Potenza, 8 aprile 2020 - Una grave perdita per il mondo dell'atletica leggera. All'età di 56 anni è morto Donato Sabia, due volte finalista olimpico degli 800 piani arrivato fino al quinto posto in questa specialità nella rassegna a cinque cerchi. Sabia era malato di coronavirus da giorni a Potenza, la sua città natale, dove era stato ricoverato assieme a suo padre, scomparso pochi giorni fa dopo il ricovero in terapia intensiva nell'ospedale San Carlo.

Lutto commentato anche dalla Fidal, la Federazione Italiana Di Atletica Leggera, che sul proprio sito ha scritto che si tratta di  "una notizia drammatica scuote l'Atletica Italiana in un periodo già difficile per il Paese.Atleta di talento straordinario, ma soprattutto persona d’animo gentile, Sabia è scomparso a distanza di pochi giorni dal padre, vite recise entrambe dal male che sta flagellando il mondo intero".

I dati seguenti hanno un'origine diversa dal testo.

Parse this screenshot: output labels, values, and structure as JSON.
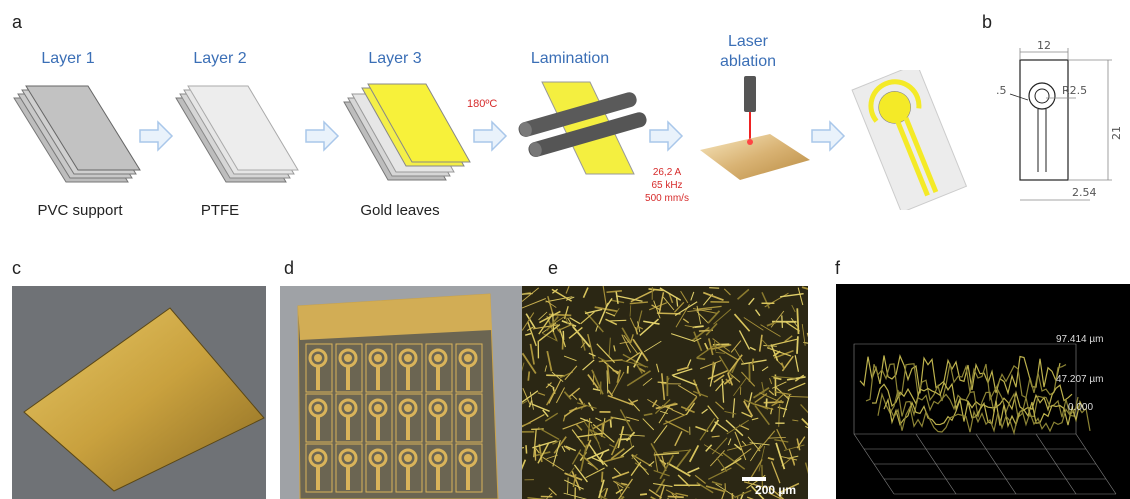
{
  "panel_labels": {
    "a": "a",
    "b": "b",
    "c": "c",
    "d": "d",
    "e": "e",
    "f": "f"
  },
  "steps": [
    {
      "title": "Layer 1",
      "caption": "PVC support"
    },
    {
      "title": "Layer 2",
      "caption": "PTFE"
    },
    {
      "title": "Layer 3",
      "caption": "Gold leaves"
    },
    {
      "title": "Lamination"
    },
    {
      "title": "Laser ablation"
    }
  ],
  "lamination_temp": "180ºC",
  "laser_params": {
    "current": "26,2 A",
    "frequency": "65 kHz",
    "speed": "500 mm/s"
  },
  "drawing_dims": {
    "width": "12",
    "radius": "R2.5",
    "gap": ".5",
    "height": "21",
    "pitch": "2.54"
  },
  "scale_bar": "200 µm",
  "profile_ticks": [
    "97.414 µm",
    "47.207 µm",
    "0.000"
  ],
  "colors": {
    "gold": "#f2ea2e",
    "title_blue": "#3b6fb6",
    "param_red": "#d62b2b",
    "arrow": "#a9c7ea"
  }
}
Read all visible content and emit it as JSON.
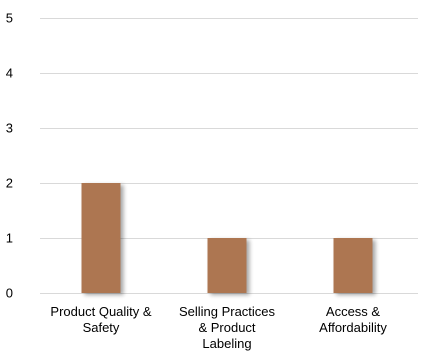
{
  "chart_data": {
    "type": "bar",
    "categories": [
      [
        "Product Quality &",
        "Safety"
      ],
      [
        "Selling Practices",
        "& Product",
        "Labeling"
      ],
      [
        "Access &",
        "Affordability"
      ]
    ],
    "values": [
      2,
      1,
      1
    ],
    "ylim": [
      0,
      5
    ],
    "yticks": [
      0,
      1,
      2,
      3,
      4,
      5
    ],
    "title": "",
    "xlabel": "",
    "ylabel": "",
    "grid": true,
    "colors": {
      "bar": "#ad7651",
      "bar_highlight": "#b98160",
      "grid": "#d9d9d9"
    }
  }
}
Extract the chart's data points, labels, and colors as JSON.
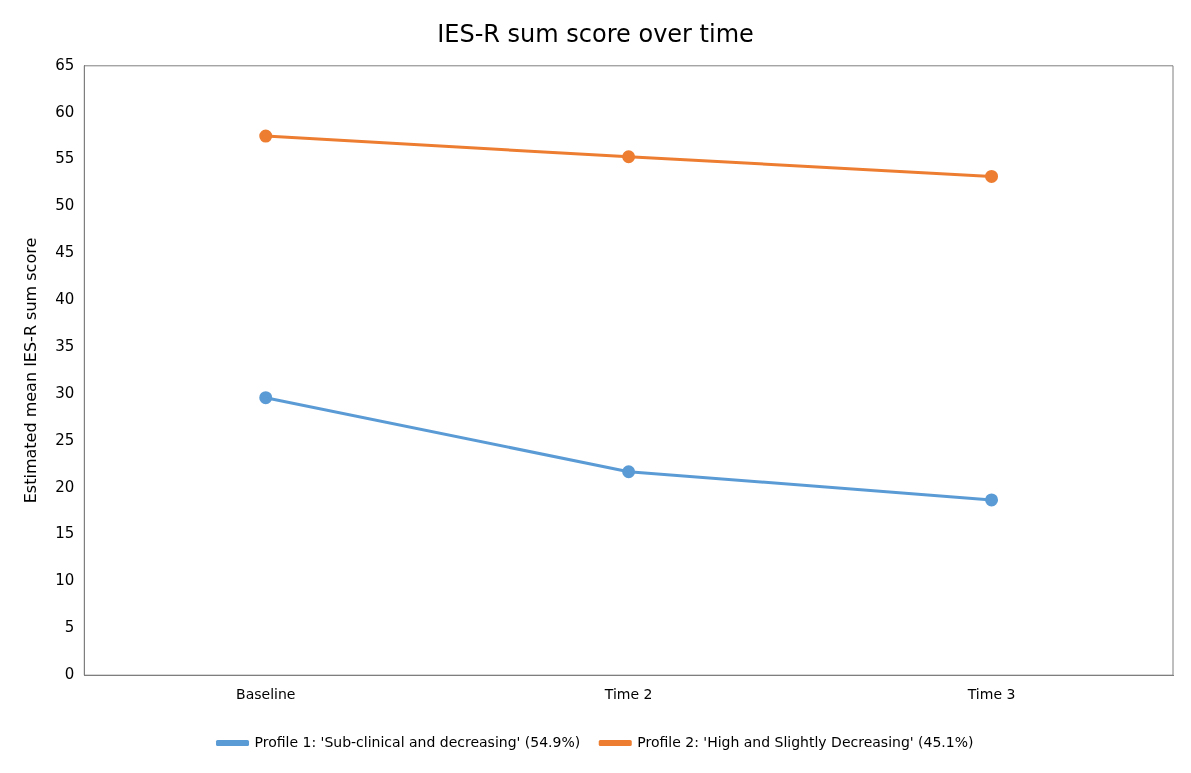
{
  "chart_data": {
    "type": "line",
    "title": "IES-R sum score over time",
    "ylabel": "Estimated mean IES-R sum score",
    "categories": [
      "Baseline",
      "Time 2",
      "Time 3"
    ],
    "series": [
      {
        "name": "Profile 1: 'Sub-clinical and decreasing' (54.9%)",
        "color": "#5b9bd5",
        "values": [
          29.6,
          21.7,
          18.7
        ]
      },
      {
        "name": "Profile 2: 'High and Slightly Decreasing' (45.1%)",
        "color": "#ed7d31",
        "values": [
          57.5,
          55.3,
          53.2
        ]
      }
    ],
    "ylim": [
      0,
      65
    ],
    "yticks": [
      0,
      5,
      10,
      15,
      20,
      25,
      30,
      35,
      40,
      45,
      50,
      55,
      60,
      65
    ],
    "grid": false,
    "legend": "bottom",
    "marker": "circle",
    "line_style": "solid"
  }
}
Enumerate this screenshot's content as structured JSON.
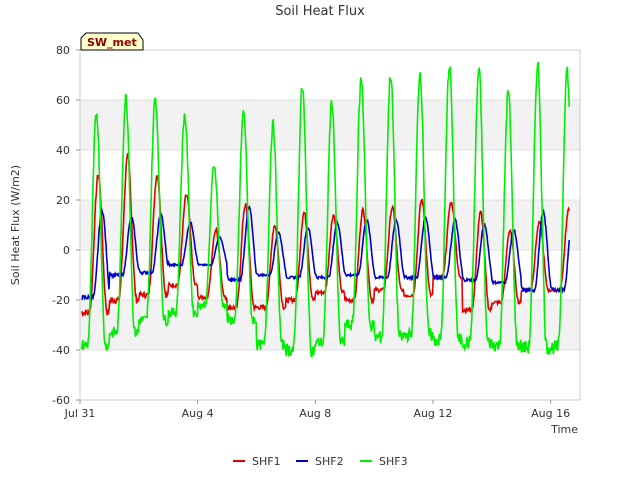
{
  "chart_data": {
    "type": "line",
    "title": "Soil Heat Flux",
    "xlabel": "Time",
    "ylabel": "Soil Heat Flux (W/m2)",
    "ylim": [
      -60,
      80
    ],
    "y_ticks": [
      -60,
      -40,
      -20,
      0,
      20,
      40,
      60,
      80
    ],
    "x_range_days": [
      "2023-07-31",
      "2023-08-17"
    ],
    "x_ticks": [
      {
        "date": "2023-07-31",
        "label": "Jul 31"
      },
      {
        "date": "2023-08-04",
        "label": "Aug 4"
      },
      {
        "date": "2023-08-08",
        "label": "Aug 8"
      },
      {
        "date": "2023-08-12",
        "label": "Aug 12"
      },
      {
        "date": "2023-08-16",
        "label": "Aug 16"
      }
    ],
    "grid": true,
    "legend_position": "bottom",
    "station_label": "SW_met",
    "series": [
      {
        "name": "SHF1",
        "color": "#e00000",
        "daily_min": [
          -25,
          -20,
          -18,
          -14,
          -19,
          -23,
          -23,
          -20,
          -17,
          -20,
          -16,
          -18,
          -11,
          -24,
          -21,
          -16
        ],
        "daily_max": [
          30,
          37,
          30,
          22,
          8,
          18,
          10,
          15,
          14,
          16,
          17,
          20,
          19,
          15,
          8,
          11,
          16
        ]
      },
      {
        "name": "SHF2",
        "color": "#0000cc",
        "daily_min": [
          -19,
          -10,
          -9,
          -6,
          -6,
          -12,
          -10,
          -11,
          -11,
          -10,
          -11,
          -11,
          -11,
          -12,
          -13,
          -16
        ],
        "daily_max": [
          16,
          13,
          14,
          11,
          5,
          17,
          7,
          9,
          11,
          12,
          12,
          13,
          12,
          10,
          8,
          15,
          13
        ]
      },
      {
        "name": "SHF3",
        "color": "#00ee00",
        "daily_min": [
          -38,
          -33,
          -28,
          -25,
          -22,
          -28,
          -38,
          -40,
          -37,
          -30,
          -35,
          -34,
          -36,
          -37,
          -38,
          -39
        ],
        "daily_max": [
          55,
          61,
          61,
          54,
          34,
          55,
          50,
          65,
          59,
          68,
          70,
          71,
          74,
          72,
          63,
          74,
          72
        ]
      }
    ]
  }
}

Notizia commentata anche da Giomi, il presidente della Fidal, particolarmente legato a questo atleta. "Una tragedia nella tragedia Donato era una persona a cui non potevi non voler bene" le sue parole condivise con il presidente onorario Gianni Gola, il Consiglio federale, a nome di tutta l'Atletica Italiana.

Sabia, nato l'11 settembre del 1963, ha avuto una carriera brillante che oltre ai traguardi olimpici già citato gli ha permesso di vincere anche la medaglia d'oro ai Europei indoor di Goteborg nel 1984 negli 800 metri, specialità di cui detiene il terzo tempo italiano di sempre con 1'43''88, battuto solo da Marcello Fiasconaro e Andrea Longo. Inoltre ha avuto per quasi 29 anni il record mondiale sui 500 metri, tempo di 1'00''08 stabilito anche in questo caso nel 1984 a Busto Arsizio; a batterlo fu Orestes Rodríguez nel febbraio del 2013 a L'Avana con il nuovo tempo di 59"32. Nelle prove a squadre vanta un quinto posto nella staffetta 4x400 ai Campionati mondiali di atletica leggera di Helsinki del 1983.